Description des affleurements

Les Argiles de la Woëvre du Callovien (fig.2) sont peu accessibles à l'affleurement. Elles constituent le soubassement de la Côte de Meuse et sont généralement recouvertes par les éboulis au pied des côtes. Elles forment également le sous-sol de la Plaine de la Woëvre, entre Côte de Meuse à l'ouest et Côte de Moselle à l'est ; là, absence de relief et altération expliquent le manque d'affleurements.
 


Fig.2 : Position stratigraphique des terrains affleurant à Ecrouves
 
 
Plusieurs affleurements sont toutefois concentrés au pied de la Côte de Meuse ou de ses buttes-témoins (Côte Barine et Mont Saint-Michel) autour de la ville d'Ecrouves à l'ouest de Toul. Ecrouves est un bourg étiré (village-rue) le long de l'ancienne vallée qu'empruntait la Moselle lorsqu'elle s'écoulait vers la Meuse avant sa capture par la Meurthe. Aujourd'hui cette vallée est occupée par un ruisseau, l'Ingressin, et traversée par le Canal de l'Est (fig.1). L'absence de formations superficielles épaisses (alluvions et colluvions) et un relief un peu plus marqué qu'ailleurs créent un contexte géomorphologique favorable pour la mise à l'affleurement des Argiles de la Woëvre (l'activité humaine ayant fait le reste) dans le secteur d'Ecrouves.
Ces affleurements demeurent limités dans l'espace et dans le temps. Les roches argileuses tendres et imperméables constituent un milieu humide favorable pour l'installation prompte d'un peuplement végétal ; aussi en l'absence de défrichage régulier, ces affleurements disparaissent assez rapidement (quelques années) sous une dense couverture végétale.
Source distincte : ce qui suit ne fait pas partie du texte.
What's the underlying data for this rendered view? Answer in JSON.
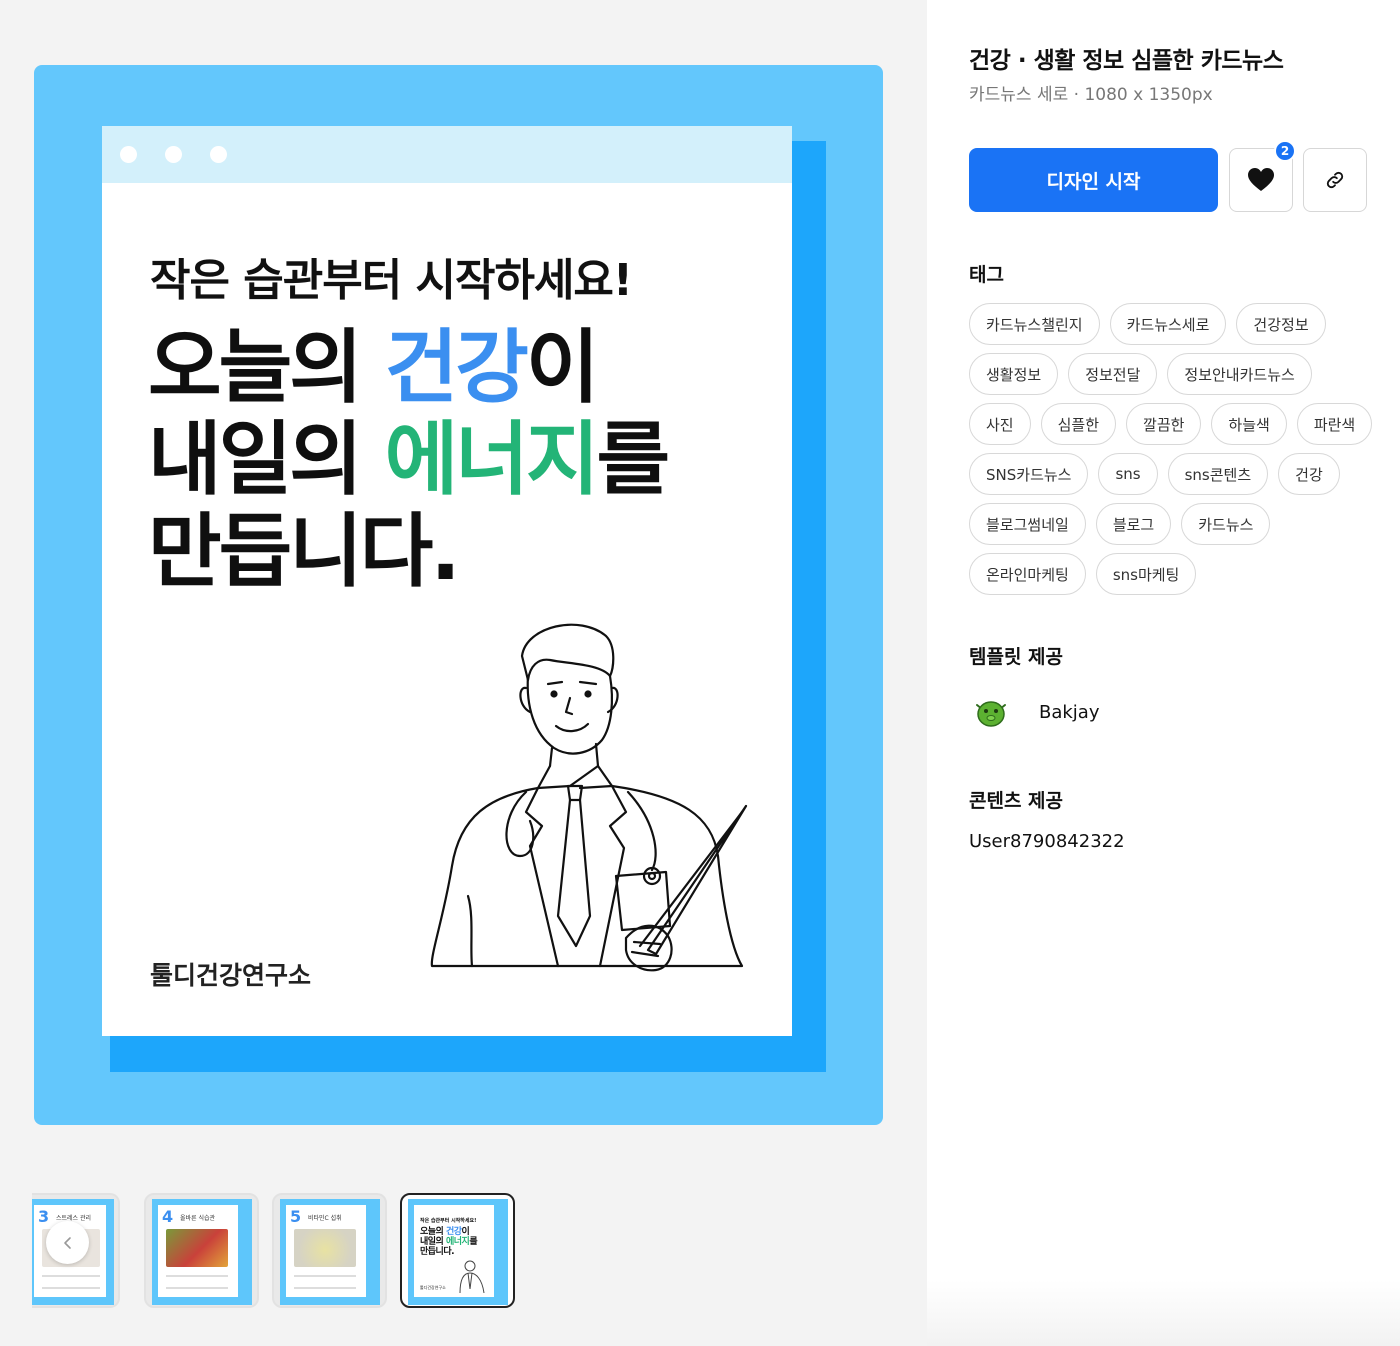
{
  "preview": {
    "card_subtitle": "작은 습관부터 시작하세요!",
    "headline": {
      "line1_pre": "오늘의 ",
      "line1_highlight": "건강",
      "line1_post": "이",
      "line2_pre": "내일의 ",
      "line2_highlight": "에너지",
      "line2_post": "를",
      "line3": "만듭니다."
    },
    "brand": "툴디건강연구소",
    "colors": {
      "frame": "#63c7fc",
      "shadow": "#1da6fb",
      "highlight_blue": "#3b8ff0",
      "highlight_green": "#23b477"
    }
  },
  "thumbnails": [
    {
      "number": "3",
      "title": "스트레스 관리"
    },
    {
      "number": "4",
      "title": "올바른 식습관"
    },
    {
      "number": "5",
      "title": "비타민C 섭취"
    },
    {
      "sub": "작은 습관부터 시작하세요!",
      "head1": "오늘의 ",
      "head1_hl": "건강",
      "head1_post": "이",
      "head2": "내일의 ",
      "head2_hl": "에너지",
      "head2_post": "를",
      "head3": "만듭니다.",
      "brand": "툴디건강연구소",
      "active": true
    }
  ],
  "panel": {
    "title": "건강 · 생활 정보 심플한 카드뉴스",
    "subtitle": "카드뉴스 세로 · 1080 x 1350px",
    "start_button": "디자인 시작",
    "like_count": "2",
    "tags_heading": "태그",
    "tags": [
      [
        "카드뉴스챌린지",
        "카드뉴스세로",
        "건강정보"
      ],
      [
        "생활정보",
        "정보전달",
        "정보안내카드뉴스"
      ],
      [
        "사진",
        "심플한",
        "깔끔한",
        "하늘색",
        "파란색"
      ],
      [
        "SNS카드뉴스",
        "sns",
        "sns콘텐츠",
        "건강"
      ],
      [
        "블로그썸네일",
        "블로그",
        "카드뉴스"
      ],
      [
        "온라인마케팅",
        "sns마케팅"
      ]
    ],
    "template_heading": "템플릿 제공",
    "template_author": "Bakjay",
    "content_heading": "콘텐츠 제공",
    "content_user": "User8790842322"
  },
  "icons": [
    "heart-icon",
    "link-icon",
    "chevron-left-icon",
    "avatar-icon"
  ]
}
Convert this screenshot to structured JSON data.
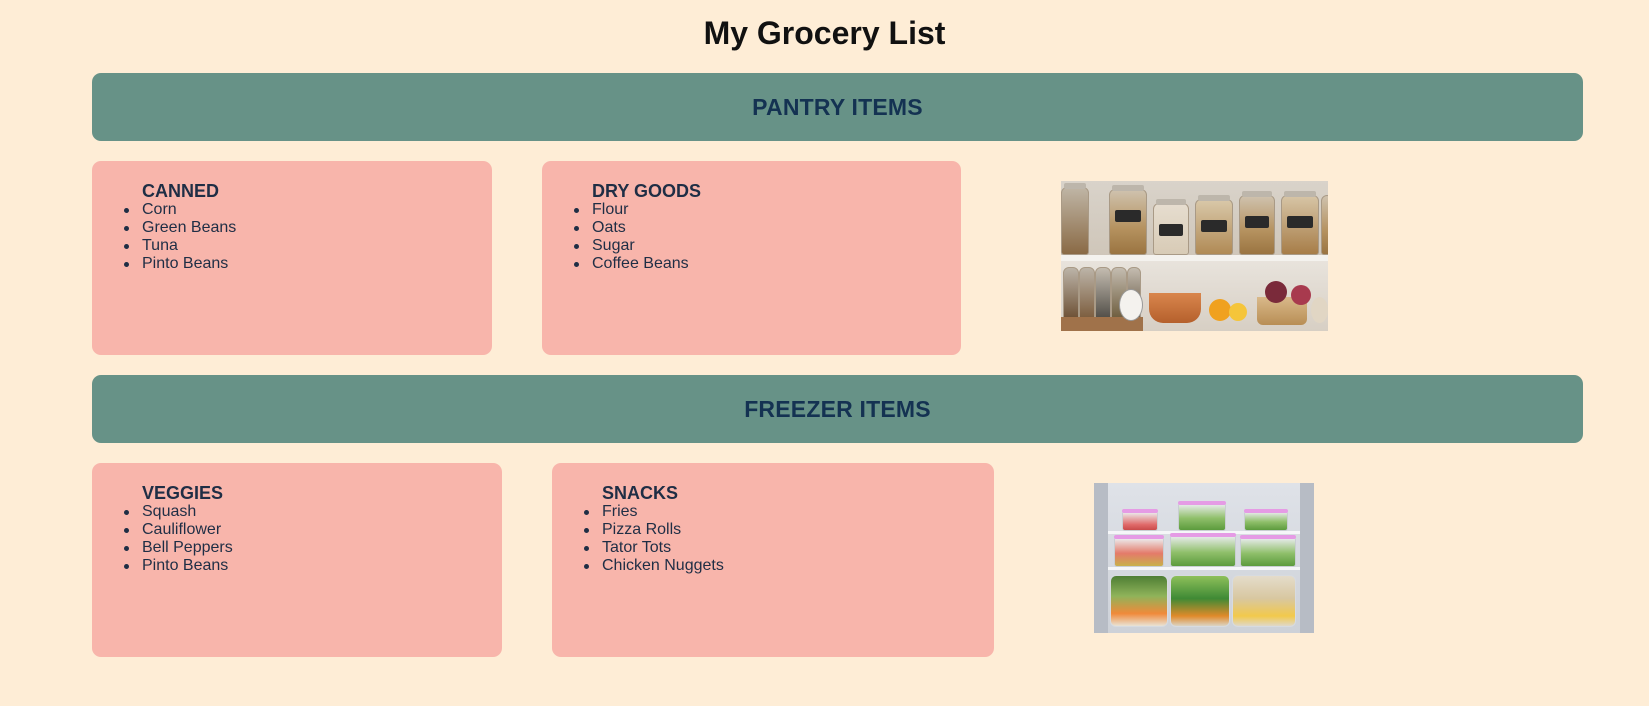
{
  "page": {
    "title": "My Grocery List"
  },
  "sections": {
    "pantry": {
      "heading": "PANTRY ITEMS",
      "cards": [
        {
          "title": "CANNED",
          "items": [
            "Corn",
            "Green Beans",
            "Tuna",
            "Pinto Beans"
          ]
        },
        {
          "title": "DRY GOODS",
          "items": [
            "Flour",
            "Oats",
            "Sugar",
            "Coffee Beans"
          ]
        }
      ]
    },
    "freezer": {
      "heading": "FREEZER ITEMS",
      "cards": [
        {
          "title": "VEGGIES",
          "items": [
            "Squash",
            "Cauliflower",
            "Bell Peppers",
            "Pinto Beans"
          ]
        },
        {
          "title": "SNACKS",
          "items": [
            "Fries",
            "Pizza Rolls",
            "Tator Tots",
            "Chicken Nuggets"
          ]
        }
      ]
    }
  },
  "colors": {
    "background": "#feedd6",
    "banner": "#679287",
    "banner_text": "#143252",
    "card": "#f8b5ab",
    "card_text": "#1f2e45"
  }
}
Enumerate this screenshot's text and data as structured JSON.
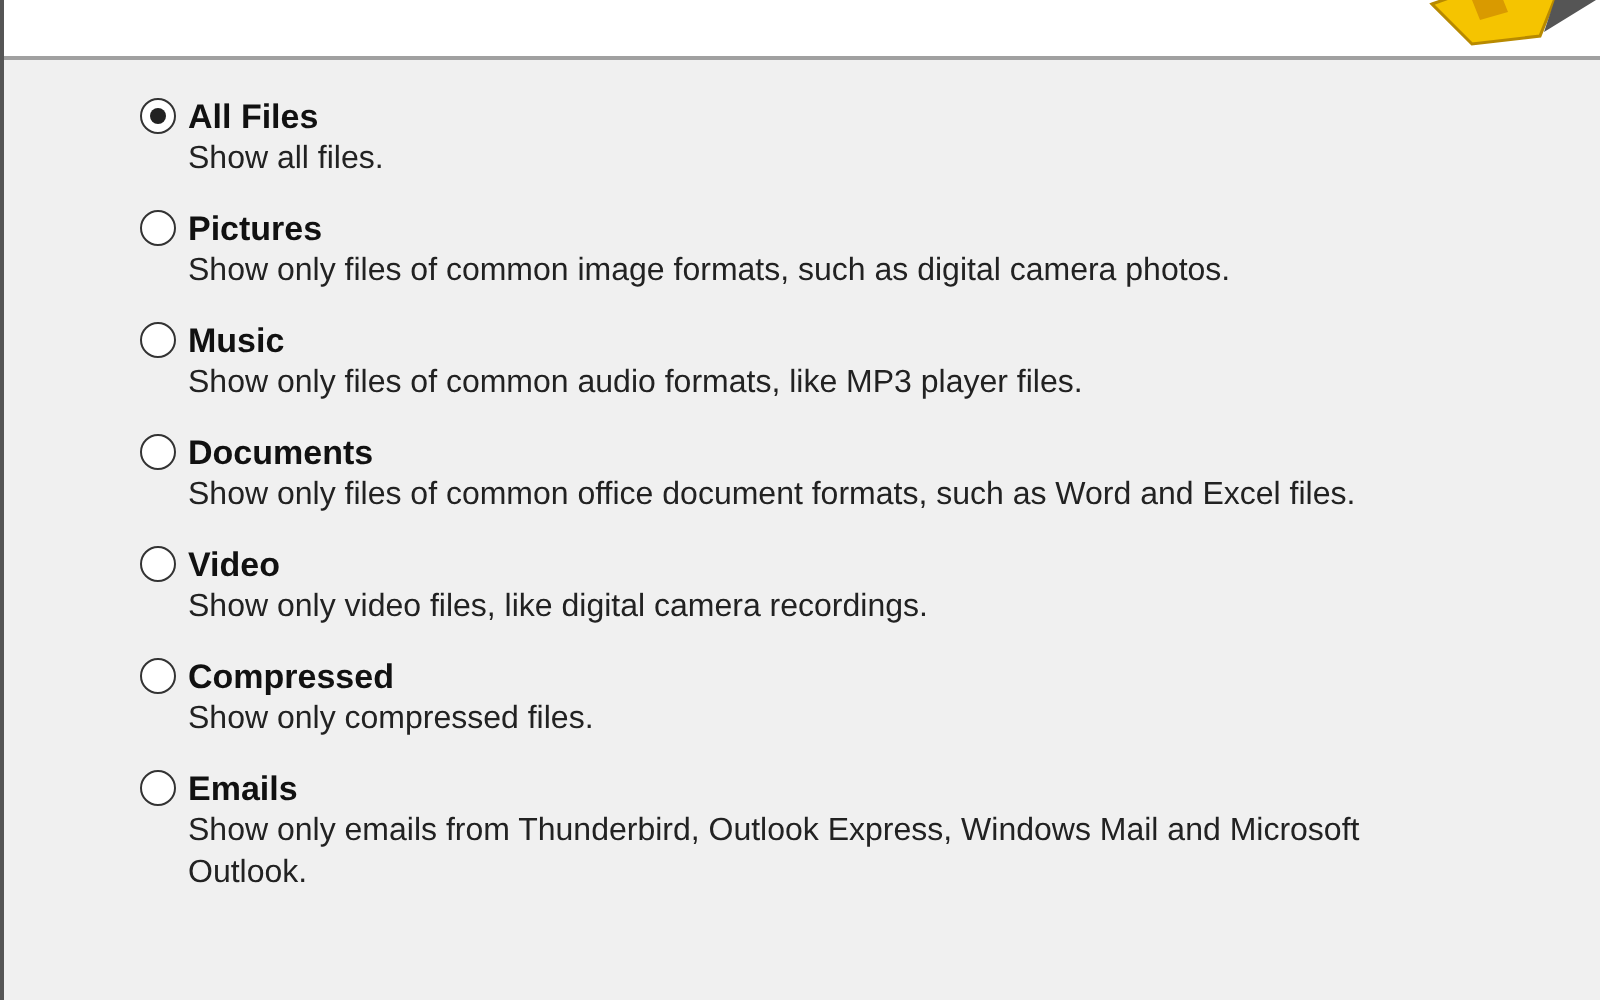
{
  "options": [
    {
      "label": "All Files",
      "description": "Show all files.",
      "selected": true
    },
    {
      "label": "Pictures",
      "description": "Show only files of common image formats, such as digital camera photos.",
      "selected": false
    },
    {
      "label": "Music",
      "description": "Show only files of common audio formats, like MP3 player files.",
      "selected": false
    },
    {
      "label": "Documents",
      "description": "Show only files of common office document formats, such as Word and Excel files.",
      "selected": false
    },
    {
      "label": "Video",
      "description": "Show only video files, like digital camera recordings.",
      "selected": false
    },
    {
      "label": "Compressed",
      "description": "Show only compressed files.",
      "selected": false
    },
    {
      "label": "Emails",
      "description": "Show only emails from Thunderbird, Outlook Express, Windows Mail and Microsoft Outlook.",
      "selected": false
    }
  ]
}
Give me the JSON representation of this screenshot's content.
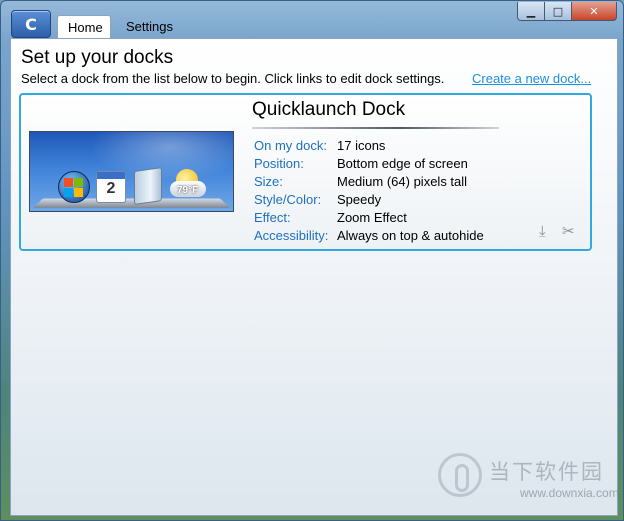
{
  "tabs": [
    {
      "label": "Home",
      "active": true
    },
    {
      "label": "Settings",
      "active": false
    }
  ],
  "main": {
    "title": "Set up your docks",
    "subtitle": "Select a dock from the list below to begin. Click links to edit dock settings.",
    "create_link": "Create a new dock..."
  },
  "dock": {
    "name": "Quicklaunch Dock",
    "preview": {
      "calendar_day": "2",
      "temperature": "79°F"
    },
    "properties": [
      {
        "label": "On my dock:",
        "value": "17 icons"
      },
      {
        "label": "Position:",
        "value": "Bottom edge of screen"
      },
      {
        "label": "Size:",
        "value": "Medium (64) pixels tall"
      },
      {
        "label": "Style/Color:",
        "value": "Speedy"
      },
      {
        "label": "Effect:",
        "value": "Zoom Effect"
      },
      {
        "label": "Accessibility:",
        "value": "Always on top & autohide"
      }
    ]
  },
  "watermark": {
    "site_cn": "当下软件园",
    "url": "www.downxia.com"
  },
  "icons": {
    "app": "objectdock-icon",
    "export": "download-arrow-icon",
    "remove": "remove-tools-icon"
  },
  "colors": {
    "accent": "#33a8e0",
    "link": "#1e90e0",
    "label": "#1e70c0"
  }
}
- Le site n°1 situé à proximité du centre pénitentiaire était jusqu'en 2011 le plus accessible avec un groupe et le plus favorable à l'observation et à la collecte d'échantillons pétrographiques ou de fossiles pyritisés. Le long du talus qui descend depuis le terrain de football, affleurait sur 4 à 5 mètres d'épaisseur une série homogène de roches argileuses de couleur grise, parcourues de fentes de dessication en période sèche (fig.3). Par endroits, débris d'origine anthropique et graviers alluvionnaires sont mêlés aux argiles. Malheureusement, ce site est actuellement (fin 2012) entièrement végétalisé et il ne subsiste que de rares plaques d'argiles affleurantes.
 


Fig.3 : Affleurement des Argiles de la Woëvre près du centre de détention d'Ecrouves (site n°1)

Les fossiles pyriteux, de petite taille (plurimillimétriques à centimétriques) le plus souvent, sont relativement abondants. Ils apparaissent en surface, dégagés de leur gangue argileuse sous l'action du ruissellement des eaux de pluie (fig.4).
 
 
Fig.4: Fossiles pyritisés dégagés par les eaux de pluie
(noter également la présence de fentes de dessication dans le matériau argileux)

 

On trouve principalement des tours internes d'ammonites (fig.5: Hecticoceratinae (B), Kosmoceratidae (C), Perisphinctidae (D), Peltoceratinae (E), ...), bélemnites et bivalves divers dont Gryphaea aff. dilatata Sow. D'autres objets apparemment dépourvus de squelette minéral sont présents en assez grande quantité. Il s'agit d'éléments de deux types ressemblant soit à des structures hémi-cylindriques aplaties réticulées (fig.5 K et fig.10), soit à des sortes de pelotes d'aspect fibreux, en forme de tonneau, fixées ou enroulées autour une tige droite (fig.5 H à J et fig.11). Il pourrait s'agir de traces d'activité biologique (= ichnofossiles) laissées par les "griffes" d'organismes fouisseurs ou alors de fossiles incertae sedis (= position systématique incertaine).

 

La faune d'ammonites permet d'attribuer un âge Callovien supérieur (sommet de la zone à Athleta ?) à ce gisement (fig.6A et B).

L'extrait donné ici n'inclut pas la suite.